Bookmakers William Hill had wanted to develop a winnings card for some time, to let online customers spend their winnings immediately. The idea was big, innovative and promising, but had stalled because fundamental questions remained unanswered: how would customers
react? What impact would the card have on their spending habits?
It was hard to justify the huge investment required without answers to these questions, and hard to find answers without the huge investment.
Over just two days Fluxx helped the William Hill team to launch a real winnings card for 20 customers.
For those customers, it was a slick and useful service. Behind the scenes it was a little more hand-cranked, with pre-paid Mastercards and a back room team in the Phillipines using a lashed-together system to reconcile the accounts.
The experiment ran for 90 days, giving William Hill a deep understanding of how customers used and perceived the card. The insight helped them incubate and launch the Priority Access Card in March 2016, winning a slew of industry innovation awards.
Launching an experiment creates a real, living, new product or service. At the end, you don’t just have a PowerPoint deck. You have customers, a team, business processes and perhaps even revenue.
“My dog only eats cheese treats,” said the customer on the phone. She’d just received her first monthly box from Wagglepets, a startup that Fluxx launched with More Than, the insurance company, and she wasn’t completely happy.
The challenge from More Than was to reinvent pet insurance. Instead of being a tax on life, could we turn it into an attractive lifestyle product?
We ran Wagglepets for six months, recruiting 40 customers. It was radically different from a market research project. We saw how customers really reacted to our product, rather than just getting answers to hypothetical questions.
Actionable insights flooded out of the process. We planned to sell one brand of dogfood, but ended up with ten. We quickly abandoned Fitbit-style fitness trackers because customers hated the connection with insurance.
Our experiment validated our hypothesis: people would pay for a bundle including food, toys and insurance, and we learnt how to operate the business. By 2017 the experiment was a success, and More Than took the product mainstream under the Doggysentials brand.
Running experiments teaches a novel collection of skills, from a robust understanding of the regulatory and legal context to an intuitive sympathy with customers, ensuring they never feel cheated or manipulated by the experiment.
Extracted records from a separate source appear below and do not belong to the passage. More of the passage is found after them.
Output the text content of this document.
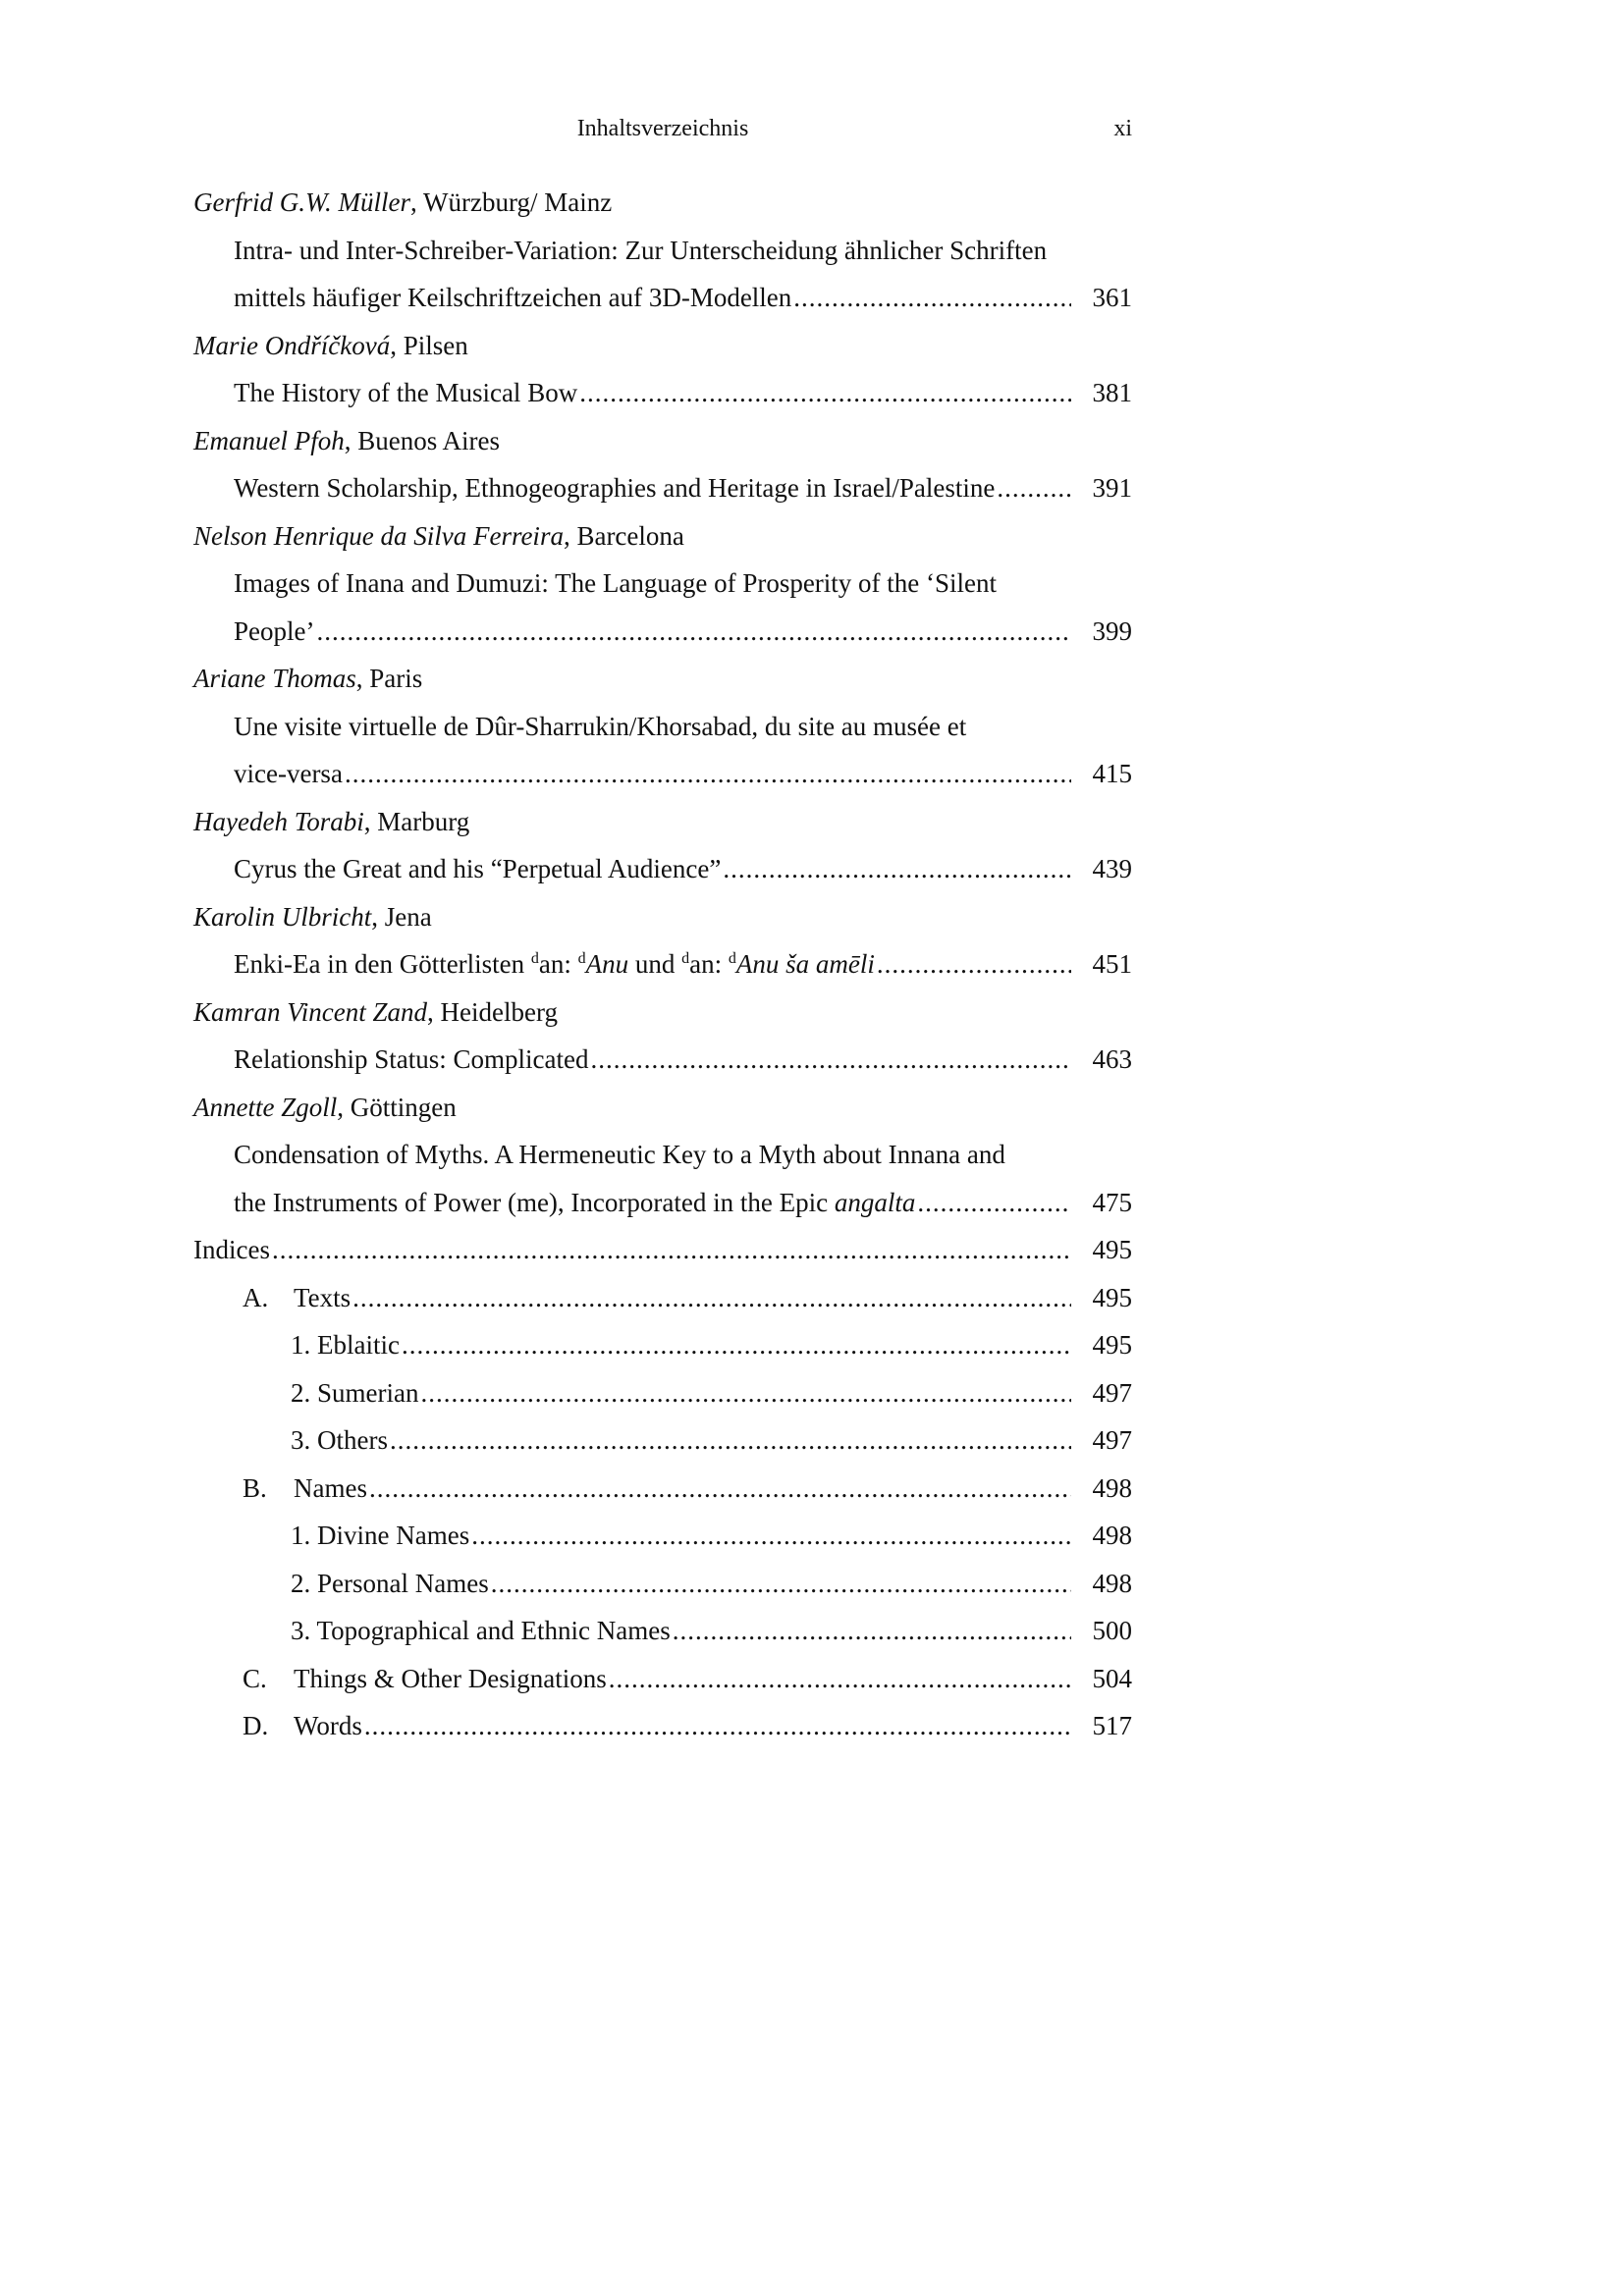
Inhaltsverzeichnis	xi
Gerfrid G.W. Müller, Würzburg/ Mainz
Intra- und Inter-Schreiber-Variation: Zur Unterscheidung ähnlicher Schriften
mittels häufiger Keilschriftzeichen auf 3D-Modellen .....	361
Marie Ondříčková, Pilsen
The History of the Musical Bow .....	381
Emanuel Pfoh, Buenos Aires
Western Scholarship, Ethnogeographies and Heritage in Israel/Palestine .....	391
Nelson Henrique da Silva Ferreira, Barcelona
Images of Inana and Dumuzi: The Language of Prosperity of the ‘Silent
People’ .....	399
Ariane Thomas, Paris
Une visite virtuelle de Dûr-Sharrukin/Khorsabad, du site au musée et
vice-versa .....	415
Hayedeh Torabi, Marburg
Cyrus the Great and his “Perpetual Audience” .....	439
Karolin Ulbricht, Jena
Enki-Ea in den Götterlisten $^d$an: $^d$Anu und $^d$an: $^d$Anu ša amēli .....	451
Kamran Vincent Zand, Heidelberg
Relationship Status: Complicated .....	463
Annette Zgoll, Göttingen
Condensation of Myths. A Hermeneutic Key to a Myth about Innana and
the Instruments of Power (me), Incorporated in the Epic angalta .....	475
Indices .....	495
A. Texts .....	495
1. Eblaitic .....	495
2. Sumerian .....	497
3. Others .....	497
B. Names .....	498
1. Divine Names .....	498
2. Personal Names .....	498
3. Topographical and Ethnic Names .....	500
C. Things & Other Designations .....	504
D. Words .....	517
The first step in designing an experiment is to break the idea into assumptions. What beliefs have to be true for the idea to succeed? Test the assumptions that are both risky and crucial to the idea’s success.
During a ‘Name Your Price’ project with RSA Insurance, the most important and risky assumption was that people would suggest reasonable prices when asked. We created a disposable brand and built a simple web page: a video explaining the offer and a form to send us a price.
We ran ads on Google for a week. The test confirmed our hypotheses — people had named their price, and the range of prices were reasonable.
Another example: For an Intelligent Mobility project with Atkins, we needed to learn how commuters would use a high-tech transport system that hasn’t been built. So minicabs stood in for autonomous taxis and busses. Fluxx staffers with bundles of tickets stood in for unified billing systems. We took passengers on 118 trips during November 2016, gaining unique insights into their expectations and reactions.
Running experiments can be scary and fun and unsettling; but they are the best way we know to get from idea to real transformation without wasting time or money.